Speaking on RTÉ radio programme Drivetime, Ms Fitzgerald said the changes are needed in order to protect the general public amid concerns that more than 10,000 crimes — including a large number which are violent — are committed by people while out on bail every year.

Asked about the costs involved, Ms Fitzgerald said while the reforms will be worthwhile, they will pose significant “financial implications” for the State.

“The costs still have to be determined, but last year, for example, the prison service tagged 50 people and the cost of that was €150,000.

“Now, this is going to be a targeted initiative, but clearly there are financial implications. With electronic monitoring there is a question of resources.

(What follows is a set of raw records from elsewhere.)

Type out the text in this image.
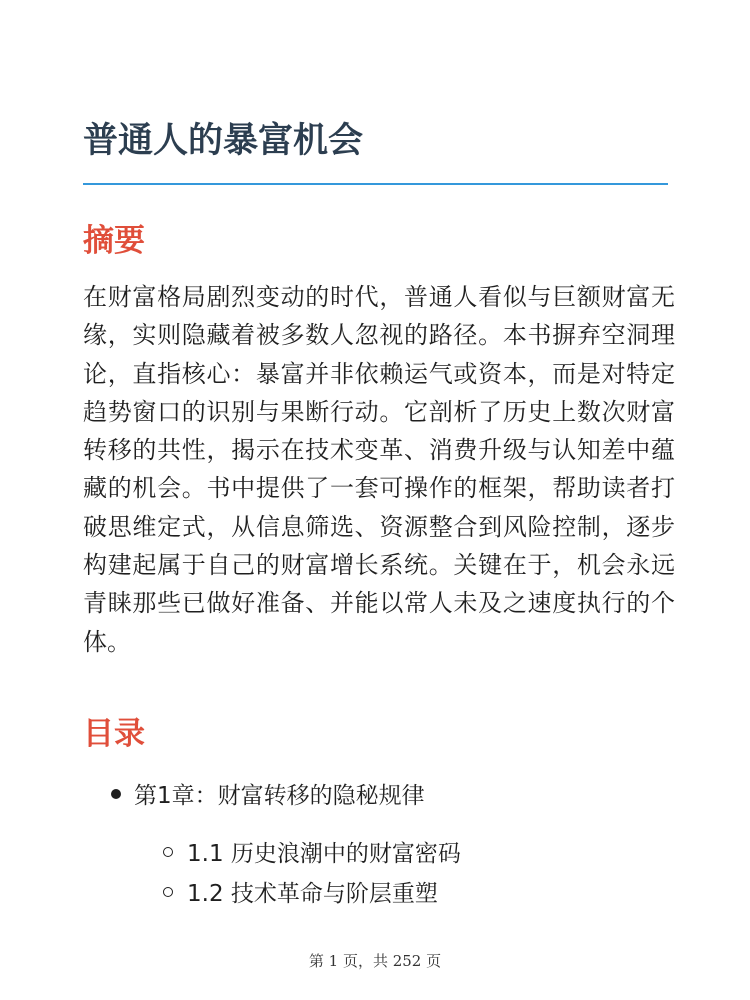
普通人的暴富机会
摘要

在财富格局剧烈变动的时代，普通人看似与巨额财富无缘，实则隐藏着被多数人忽视的路径。本书摒弃空洞理论，直指核心：暴富并非依赖运气或资本，而是对特定趋势窗口的识别与果断行动。它剖析了历史上数次财富转移的共性，揭示在技术变革、消费升级与认知差中蕴藏的机会。书中提供了一套可操作的框架，帮助读者打破思维定式，从信息筛选、资源整合到风险控制，逐步构建起属于自己的财富增长系统。关键在于，机会永远青睐那些已做好准备、并能以常人未及之速度执行的个体。

目录
第1章：财富转移的隐秘规律
1.1 历史浪潮中的财富密码
1.2 技术革命与阶层重塑
第 1 页，共 252 页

“It is part of a range of measures and supports the gardaí can use to prevent crime, but yes, it’s important we do it and, yes, there will be resource issues,” she said.

While it is unclear how many people on bail are likely to undergo electronic tagging under the new measures — which will have to be voted on by the Dáil and Seanad in the coming weeks — civil rights groups have already raised concerns about potential overuse.

The Irish Council for Civil Liberties yesterday said the development could pose difficulties for people who are, in the eyes of the law, innocent until proven guilty.

Victims’ groups broadly welcomed the move from Ms Fitzgerald, saying they have been calling for the enhanced laws for a number of years and that international evidence shows electronic tagging can drastically reduce the risk of an individual reoffending while out on bail.

On average, more than 10,000 crimes are committed in Ireland by people who are awaiting trial, ranging from public order offences to assaults and threats to murder.